It chanced, on a certain day, during the time when the cholera was ravaging the French capital, that one of the numerous diligences which were then wont to make their return-journey in an almost empty state, deposited, in the yard of a coach-office, a young northern traveller, who came, after the example of so many others, to seek his fortune at Paris. Scarcely arrived at his twentieth year, he had quitted his family, his studies, and Norway, the land of his home, to give himself wholly up to a passion which had held sway within him from his infancy. The object of this pervading passion was music, and the violin. Deeply seated, active, and irresistible, the bias had seized him when he quitted his cradle, and had never ceased from its hold upon him. At six years old, he would repeat, on a little common fiddle bought at a fair, all the airs which he had heard sung around him, or played in the streets: and, two years afterwards, he had astonished a society of professional men, by playing at sight the first violin-part in a quartett of Pleyel’s—though he had never taken a lesson in music, but had found out his way entirely alone! Destined afterwards by his family to the ecclesiastic life, and constrained to the studies which it imposes, he had still kept his thoughts fixed on his beloved violin, which was his friend, his companion, the central object of his attachment. At the instance of his father, the study of the law became subsequently his unwilling pursuit: and, at length, these struggles ended in his yielding to the impulse of his love for the violin; and banishing himself from Norway, in order to devote all his days to the cultivation of music.

In the midst of a mourning city—a mere atom in the region of a world—what is to become of the young artist? His imagination is rich, but his purse is meagre: his whole resource lies in his violin—and yet he has faith in it, even to the extent of looking for fortune and renown through its means. Friendless and patronless, he comes forward to be heard. At any other moment, his talent must have forced public attention in his behalf; but, in those days of desolation, when death was threatening every soul around, who could lend his ears to the charmer? The young artist is left alone in his misery—yet not quite alone, for his cherished violin remains like a friend to console him. The cup of bitterness was soon, however, to be completely filled. One day, in returning to his miserable apartment in an obscure lodging-house, he found that the trunk, in which his last slender means were contained, had disappeared. He turned his eyes to the spot where he had placed his violin ... it was gone! This climax of disaster was too much for the poor enthusiast, who wandered about for three days in the streets of Paris, a prey to want and despair, and then—threw himself into the Seine!
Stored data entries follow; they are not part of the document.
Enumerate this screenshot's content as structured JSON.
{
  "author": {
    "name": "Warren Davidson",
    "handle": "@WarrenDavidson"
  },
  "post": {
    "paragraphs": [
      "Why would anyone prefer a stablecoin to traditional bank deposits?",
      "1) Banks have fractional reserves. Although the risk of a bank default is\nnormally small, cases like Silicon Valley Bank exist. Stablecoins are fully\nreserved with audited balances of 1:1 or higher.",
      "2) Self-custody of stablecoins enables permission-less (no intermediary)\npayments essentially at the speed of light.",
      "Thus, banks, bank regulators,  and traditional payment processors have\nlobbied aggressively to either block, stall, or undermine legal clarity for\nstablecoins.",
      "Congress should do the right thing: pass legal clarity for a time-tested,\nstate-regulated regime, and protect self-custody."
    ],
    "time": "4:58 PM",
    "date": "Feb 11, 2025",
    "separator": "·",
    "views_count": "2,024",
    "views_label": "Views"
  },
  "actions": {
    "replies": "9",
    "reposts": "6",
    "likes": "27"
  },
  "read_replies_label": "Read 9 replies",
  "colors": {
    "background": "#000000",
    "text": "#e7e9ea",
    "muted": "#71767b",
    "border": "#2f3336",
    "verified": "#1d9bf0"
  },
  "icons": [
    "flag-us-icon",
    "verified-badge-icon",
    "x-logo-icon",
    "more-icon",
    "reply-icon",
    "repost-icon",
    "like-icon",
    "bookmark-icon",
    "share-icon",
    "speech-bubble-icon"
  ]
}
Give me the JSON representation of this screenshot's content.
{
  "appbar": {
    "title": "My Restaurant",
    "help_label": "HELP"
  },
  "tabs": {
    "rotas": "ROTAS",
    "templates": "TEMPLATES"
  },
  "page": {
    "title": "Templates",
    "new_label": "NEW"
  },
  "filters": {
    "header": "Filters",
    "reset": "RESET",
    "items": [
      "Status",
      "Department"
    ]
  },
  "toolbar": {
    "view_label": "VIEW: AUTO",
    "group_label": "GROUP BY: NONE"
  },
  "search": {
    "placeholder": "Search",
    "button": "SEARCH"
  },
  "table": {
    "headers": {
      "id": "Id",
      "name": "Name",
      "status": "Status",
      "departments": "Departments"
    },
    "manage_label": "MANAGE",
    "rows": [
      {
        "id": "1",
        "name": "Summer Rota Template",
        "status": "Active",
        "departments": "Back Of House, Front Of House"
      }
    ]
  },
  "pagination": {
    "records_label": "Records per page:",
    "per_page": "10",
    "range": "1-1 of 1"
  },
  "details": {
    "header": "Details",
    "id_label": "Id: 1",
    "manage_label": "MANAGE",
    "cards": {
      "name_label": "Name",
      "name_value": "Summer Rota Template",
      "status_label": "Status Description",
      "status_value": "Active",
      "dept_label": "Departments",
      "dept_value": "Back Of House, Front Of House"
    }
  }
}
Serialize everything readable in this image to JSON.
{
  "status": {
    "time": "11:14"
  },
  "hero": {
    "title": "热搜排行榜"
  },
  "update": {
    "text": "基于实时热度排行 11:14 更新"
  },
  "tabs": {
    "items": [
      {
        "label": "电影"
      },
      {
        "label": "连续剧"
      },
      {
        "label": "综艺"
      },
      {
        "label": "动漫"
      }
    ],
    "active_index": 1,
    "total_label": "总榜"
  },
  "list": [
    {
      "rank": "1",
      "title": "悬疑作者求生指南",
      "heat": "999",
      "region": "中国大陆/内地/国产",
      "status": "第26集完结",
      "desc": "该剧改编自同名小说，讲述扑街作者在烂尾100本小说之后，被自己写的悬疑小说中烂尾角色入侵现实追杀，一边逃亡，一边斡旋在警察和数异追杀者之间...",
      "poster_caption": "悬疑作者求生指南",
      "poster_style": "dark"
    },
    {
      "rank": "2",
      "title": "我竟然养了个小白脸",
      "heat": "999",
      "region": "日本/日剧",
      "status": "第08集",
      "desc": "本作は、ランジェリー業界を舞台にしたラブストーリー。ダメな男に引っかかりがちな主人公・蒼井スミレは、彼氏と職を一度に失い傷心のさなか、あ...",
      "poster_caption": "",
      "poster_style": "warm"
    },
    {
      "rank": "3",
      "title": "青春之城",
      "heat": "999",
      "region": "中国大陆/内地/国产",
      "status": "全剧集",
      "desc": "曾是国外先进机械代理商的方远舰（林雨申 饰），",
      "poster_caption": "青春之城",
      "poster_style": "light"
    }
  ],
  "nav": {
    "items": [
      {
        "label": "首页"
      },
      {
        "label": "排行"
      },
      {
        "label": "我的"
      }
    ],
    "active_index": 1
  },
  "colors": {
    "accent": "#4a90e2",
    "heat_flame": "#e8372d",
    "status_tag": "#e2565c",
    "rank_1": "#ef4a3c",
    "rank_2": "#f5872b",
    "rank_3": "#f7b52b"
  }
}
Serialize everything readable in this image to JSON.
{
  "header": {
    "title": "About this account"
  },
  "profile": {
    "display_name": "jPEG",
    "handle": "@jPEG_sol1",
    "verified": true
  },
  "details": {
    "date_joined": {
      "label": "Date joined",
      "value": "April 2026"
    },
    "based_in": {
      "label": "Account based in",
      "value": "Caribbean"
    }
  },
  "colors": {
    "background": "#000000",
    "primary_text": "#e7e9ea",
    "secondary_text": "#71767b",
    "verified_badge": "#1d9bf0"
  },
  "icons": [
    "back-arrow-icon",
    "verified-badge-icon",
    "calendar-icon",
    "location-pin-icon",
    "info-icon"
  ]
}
But the art which the young Norwegian was called to extend and to embellish, was not fated to sustain so deplorable a loss. The hand of some humane person rescued him from this situation. His next encounter seemed like another special interposition of Providence; for he became the object of benevolent attention to a mother who had just lost her son through the cholera, and who found in the young stranger so remarkable a resemblance to him, that she received him into her house, and, though possessed but of moderate means herself, furnished relief to his necessities. The cholera, in the mean time, ceased its ravages, and Paris resumed its habitual aspect. Supplied with bread and an asylum, and soon afterwards with the loan of a violin, Ole Bull was again enabled to gratify his devotion for music. By degrees his name began to be heard, and he arrived at some small reputation. Thus encouraged, he ventured the experiment of a Concert; and fortune smiled on him for the first time, for he gained 1200 francs—a large sum, considering the position in which he then was.

Possessed of this unexpected, and almost unhoped-for, little fortune, he set out for Switzerland, and went thence into Italy.

At Bologna, where his first great manifestation appears to have been made, he had tried vainly to obtain an introduction to the public, until accident accomplished what he had begun to despair of. Full of painful emotion at the chilling repression which his simple, inartificial, unfriended endeavours had been fated to meet with, he one day sat down with the resolution to compose something; and it was partly amidst a flow of obtrusive tears that his purpose was fulfilled. Taking up his instrument, he proceeded to try the effect of the ideas he had just called into life. At that moment, it chanced that Madame Rossini was passing by the house in which his humble apartment was situated. The impression made on her was such, that she spoke in emphatic terms upon it to the director of a Philharmonic Society, who was in a critical predicament, owing to some failure in a promise which had been made him by De Beriot, and the syren, Malibran. Madame Rossini’s piece of intelligence was a burst of light for the “Manager in distress:” he had found his man. The artist was induced to play before the dilettanti of Bologna, and his success was complete.

At Lucca, Florence, Milan, Rome, and Venice, the impression he made was yet greater and more decisive. On each occasion, he was recalled several times before the audience, and always hailed with the utmost enthusiasm. At the Neapolitan theatre of San Carlo, he was summoned back by the public no less than nine times—thrice after the performance of his first piece, and six times at the end of the second. It was a perfect furore.